The relationship between Esca and Marcus is tenuous. As Patrick wrote, it never rings true. Esca is not exactly "happy to lead Marcus on his quest." He purposely stalls in finding their destination. The movie never says why. Esca starts the journey by making things more difficult than they needed to be, but then becomes the hero. I am not sure at what point he changed his mind.

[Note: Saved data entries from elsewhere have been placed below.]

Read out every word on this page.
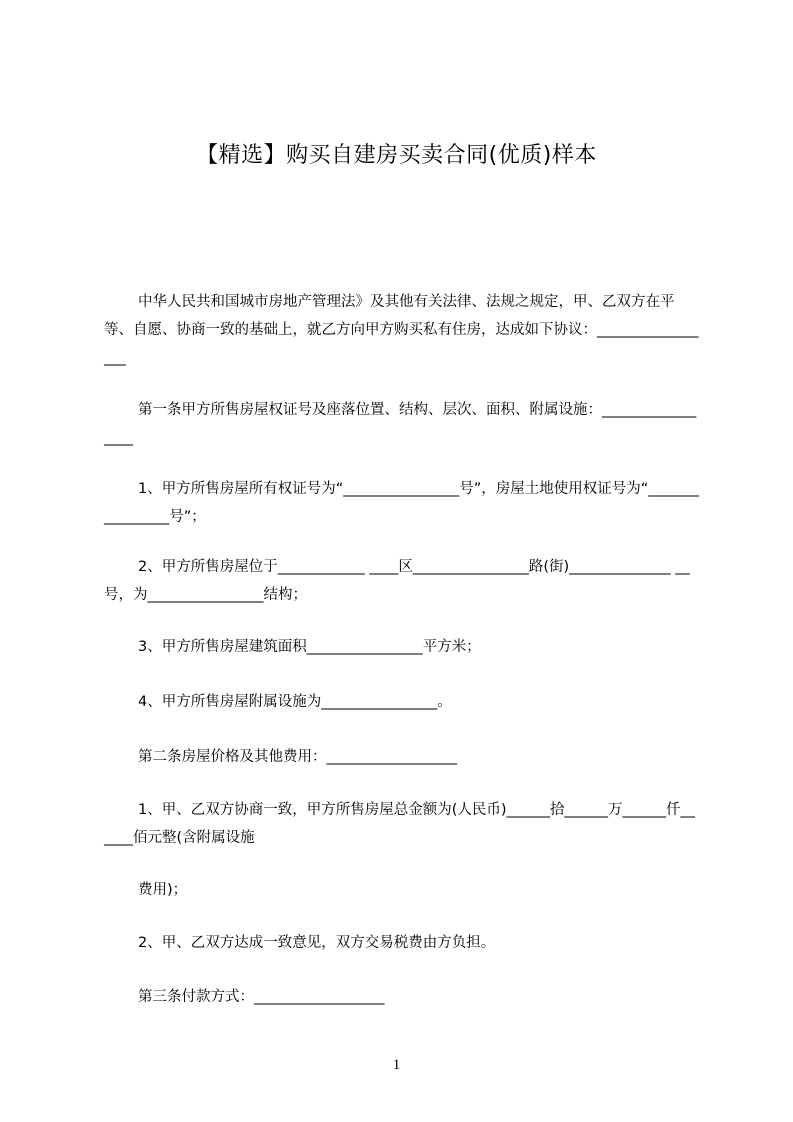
【精选】购买自建房买卖合同(优质)样本

中华人民共和国城市房地产管理法》及其他有关法律、法规之规定，甲、乙双方在平等、自愿、协商一致的基础上，就乙方向甲方购买私有住房，达成如下协议：_________________

第一条甲方所售房屋权证号及座落位置、结构、层次、面积、附属设施：_________________

1、甲方所售房屋所有权证号为“________________号”，房屋土地使用权证号为“________________号”；

2、甲方所售房屋位于____________ ____区________________路(街)______________ __号，为________________结构；

3、甲方所售房屋建筑面积________________平方米；

4、甲方所售房屋附属设施为________________。

第二条房屋价格及其他费用：__________________

1、甲、乙双方协商一致，甲方所售房屋总金额为(人民币)______拾______万______仟______佰元整(含附属设施

费用)；

2、甲、乙双方达成一致意见，双方交易税费由方负担。

第三条付款方式：__________________

1
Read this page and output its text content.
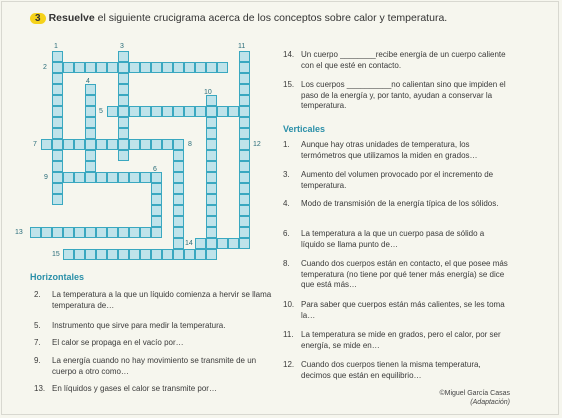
3 Resuelve el siguiente crucigrama acerca de los conceptos sobre calor y temperatura.
1	3	11
2
4
10
5
7	8	12
9
6
13
14
15
Horizontales
2.	La temperatura a la que un líquido comienza a hervir se llama temperatura de…
5.	Instrumento que sirve para medir la temperatura.
7.	El calor se propaga en el vacío por…
9.	La energía cuando no hay movimiento se transmite de un cuerpo a otro como…
13. En líquidos y gases el calor se transmite por…
14. Un cuerpo ________recibe energía de un cuerpo caliente con el que esté en contacto.
15. Los cuerpos __________no calientan sino que impiden el paso de la energía y, por tanto, ayudan a conservar la temperatura.
Verticales
1.	Aunque hay otras unidades de temperatura, los termómetros que utilizamos la miden en grados…
3.	Aumento del volumen provocado por el incremento de temperatura.
4.	Modo de transmisión de la energía típica de los sólidos.
6.	La temperatura a la que un cuerpo pasa de sólido a líquido se llama punto de…
8.	Cuando dos cuerpos están en contacto, el que posee más temperatura (no tiene por qué tener más energía) se dice que está más…
10. Para saber que cuerpos están más calientes, se les toma la…
11. La temperatura se mide en grados, pero el calor, por ser energía, se mide en…
12. Cuando dos cuerpos tienen la misma temperatura, decimos que están en equilibrio…
©Miguel García Casas
(Adaptación)
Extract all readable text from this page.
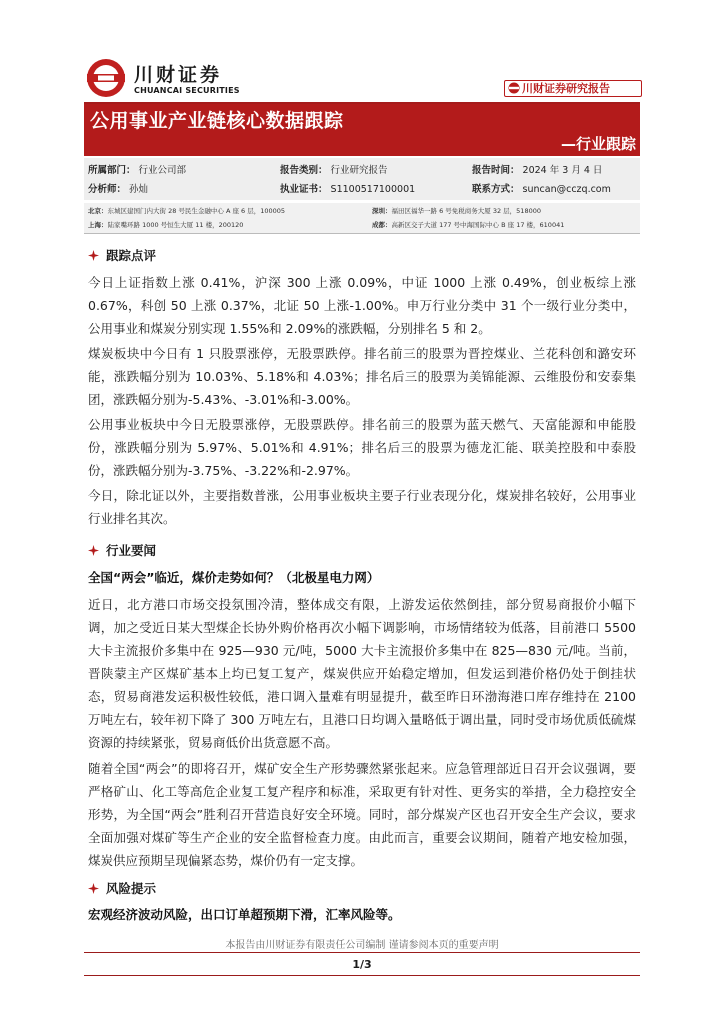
川财证券
CHUANCAI SECURITIES	川财证券研究报告
公用事业产业链核心数据跟踪
—行业跟踪
所属部门： 行业公司部	报告类别： 行业研究报告	报告时间： 2024 年 3 月 4 日
分析师： 孙灿	执业证书： S1100517100001	联系方式： suncan@cczq.com
北京：东城区建国门内大街 28 号民生金融中心 A 座 6 层，100005	深圳：福田区福华一路 6 号免税商务大厦 32 层，518000
上海：陆家嘴环路 1000 号恒生大厦 11 楼，200120	成都：高新区交子大道 177 号中海国际中心 B 座 17 楼，610041
跟踪点评
今日上证指数上涨 0.41%，沪深 300 上涨 0.09%，中证 1000 上涨 0.49%，创业板综上涨 0.67%，科创 50 上涨 0.37%，北证 50 上涨-1.00%。申万行业分类中 31 个一级行业分类中，公用事业和煤炭分别实现 1.55%和 2.09%的涨跌幅，分别排名 5 和 2。
煤炭板块中今日有 1 只股票涨停，无股票跌停。排名前三的股票为晋控煤业、兰花科创和潞安环能，涨跌幅分别为 10.03%、5.18%和 4.03%；排名后三的股票为美锦能源、云维股份和安泰集团，涨跌幅分别为-5.43%、-3.01%和-3.00%。
公用事业板块中今日无股票涨停，无股票跌停。排名前三的股票为蓝天燃气、天富能源和申能股份，涨跌幅分别为 5.97%、5.01%和 4.91%；排名后三的股票为德龙汇能、联美控股和中泰股份，涨跌幅分别为-3.75%、-3.22%和-2.97%。
今日，除北证以外，主要指数普涨，公用事业板块主要子行业表现分化，煤炭排名较好，公用事业行业排名其次。
行业要闻
全国“两会”临近，煤价走势如何？（北极星电力网）
近日，北方港口市场交投氛围冷清，整体成交有限，上游发运依然倒挂，部分贸易商报价小幅下调，加之受近日某大型煤企长协外购价格再次小幅下调影响，市场情绪较为低落，目前港口 5500 大卡主流报价多集中在 925—930 元/吨，5000 大卡主流报价多集中在 825—830 元/吨。当前，晋陕蒙主产区煤矿基本上均已复工复产，煤炭供应开始稳定增加，但发运到港价格仍处于倒挂状态，贸易商港发运积极性较低，港口调入量难有明显提升，截至昨日环渤海港口库存维持在 2100 万吨左右，较年初下降了 300 万吨左右，且港口日均调入量略低于调出量，同时受市场优质低硫煤资源的持续紧张，贸易商低价出货意愿不高。
随着全国“两会”的即将召开，煤矿安全生产形势骤然紧张起来。应急管理部近日召开会议强调，要严格矿山、化工等高危企业复工复产程序和标准，采取更有针对性、更务实的举措，全力稳控安全形势，为全国“两会”胜利召开营造良好安全环境。同时，部分煤炭产区也召开安全生产会议，要求全面加强对煤矿等生产企业的安全监督检查力度。由此而言，重要会议期间，随着产地安检加强，煤炭供应预期呈现偏紧态势，煤价仍有一定支撑。
风险提示
宏观经济波动风险，出口订单超预期下滑，汇率风险等。
本报告由川财证券有限责任公司编制 谨请参阅本页的重要声明
1/3
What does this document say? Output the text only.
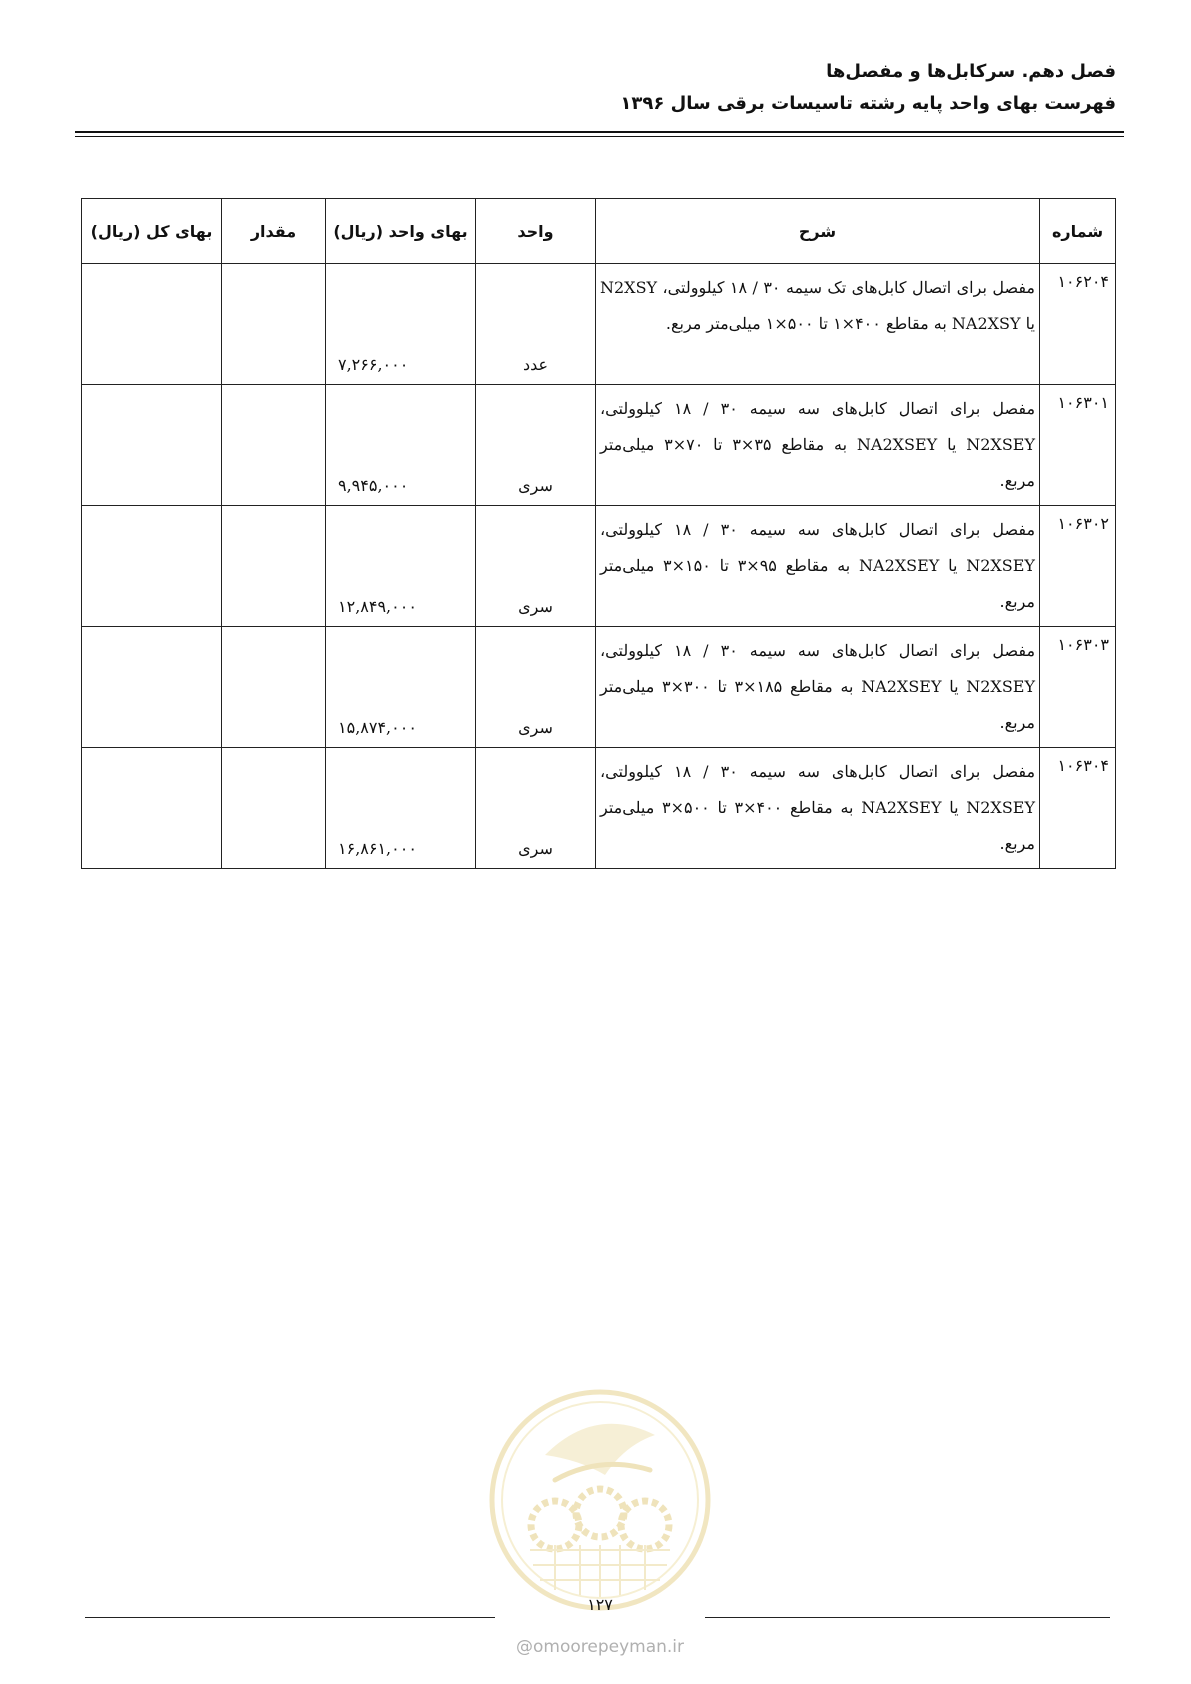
فصل دهم. سرکابل‌ها و مفصل‌ها
فهرست بهای واحد پایه رشته تاسیسات برقی سال ۱۳۹۶
شماره	شرح	واحد	بهای واحد (ریال)	مقدار	بهای کل (ریال)
۱۰۶۲۰۴	مفصل برای اتصال کابل‌های تک سیمه ۳۰ / ۱۸ کیلوولتی، N2XSY یا NA2XSY به مقاطع ۴۰۰×۱ تا ۵۰۰×۱ میلی‌متر مربع.	عدد	۷,۲۶۶,۰۰۰		
۱۰۶۳۰۱	مفصل برای اتصال کابل‌های سه سیمه ۳۰ / ۱۸ کیلوولتی، N2XSEY یا NA2XSEY به مقاطع ۳۵×۳ تا ۷۰×۳ میلی‌متر مربع.	سری	۹,۹۴۵,۰۰۰		
۱۰۶۳۰۲	مفصل برای اتصال کابل‌های سه سیمه ۳۰ / ۱۸ کیلوولتی، N2XSEY یا NA2XSEY به مقاطع ۹۵×۳ تا ۱۵۰×۳ میلی‌متر مربع.	سری	۱۲,۸۴۹,۰۰۰		
۱۰۶۳۰۳	مفصل برای اتصال کابل‌های سه سیمه ۳۰ / ۱۸ کیلوولتی، N2XSEY یا NA2XSEY به مقاطع ۱۸۵×۳ تا ۳۰۰×۳ میلی‌متر مربع.	سری	۱۵,۸۷۴,۰۰۰		
۱۰۶۳۰۴	مفصل برای اتصال کابل‌های سه سیمه ۳۰ / ۱۸ کیلوولتی، N2XSEY یا NA2XSEY به مقاطع ۴۰۰×۳ تا ۵۰۰×۳ میلی‌متر مربع.	سری	۱۶,۸۶۱,۰۰۰		
۱۲۷
@omoorepeyman.ir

I agree with Patrick, a love story would have made better sense. Make Esca a girl or make them gay. Either way it would have better explained their relationship. As it is, it is like a Jew and a Nazi becoming best buds, or Nigger Jim thinking Huckleberry Finn is really his friend. Marcus's and Esca's relationship never rang true.
I am not sure why the story of the missing Ninth Roman Legion suddenly became vogue again, but with these kind of films being made about it, it is time to put the story to rest.
Channing Tatum shows his serious face in The Eagle.
I had some small hope that after reading how bad you both thought this movie was that my expectations would be lowered enough that I might actually enjoy it. Turns out though that you guys didn't quite do justice to how truly god awful boring this movie is. It started bad and it just got worse as it went along. I couldn't wait for it to end and I felt every single, solitary minute of The Eagle's nearly 2 hour running time.
Patrick, you are so right about Tatum. He's a rotten actor. There are some scenes between him and Jamie Bell where there could have been an undercurrent of sexual tension (they certainly seem to enjoy their wrestle together), but I got the feeling that Tatum doesn't have an undercurrent. Everything about him is written there across his blank features.
Likewise I agree with both of you that making them gay or having Esca's character be a woman, couldn't have hurt this story. I'm not sure it would have helped it all that much, but it couldn't have made it any worse.
Not only is there too much talking Eric, but it also takes way too long for the story to get going. The real plot is Esca and Marcus going after the Eagle (it is the name of the movie after all), but it takes more than 30 minutes before they set off. And then most of their search is just shots of them riding over countryside. Granted, I agree that it's pretty countryside, but I only need so many shots of it.
The final chase is just silly. Two men on horses can't outpace a bunch of guys on foot? Were they stopping to wrestle on the way? And dragging the eight year old just so they could kill him is even more silly. They could have just told Escus that they'd killed him. I'm pretty sure he would have believed them. Or, they could have just brought his tiny head in a bag.
Both of you guys point out that the film has a gritty, realistic look to it and I agree, but maybe what it needed was a little more fantasy. It might have provided a little more pizzazz and color. As it is, The Eagle gets my vote for worst movie of the year so far.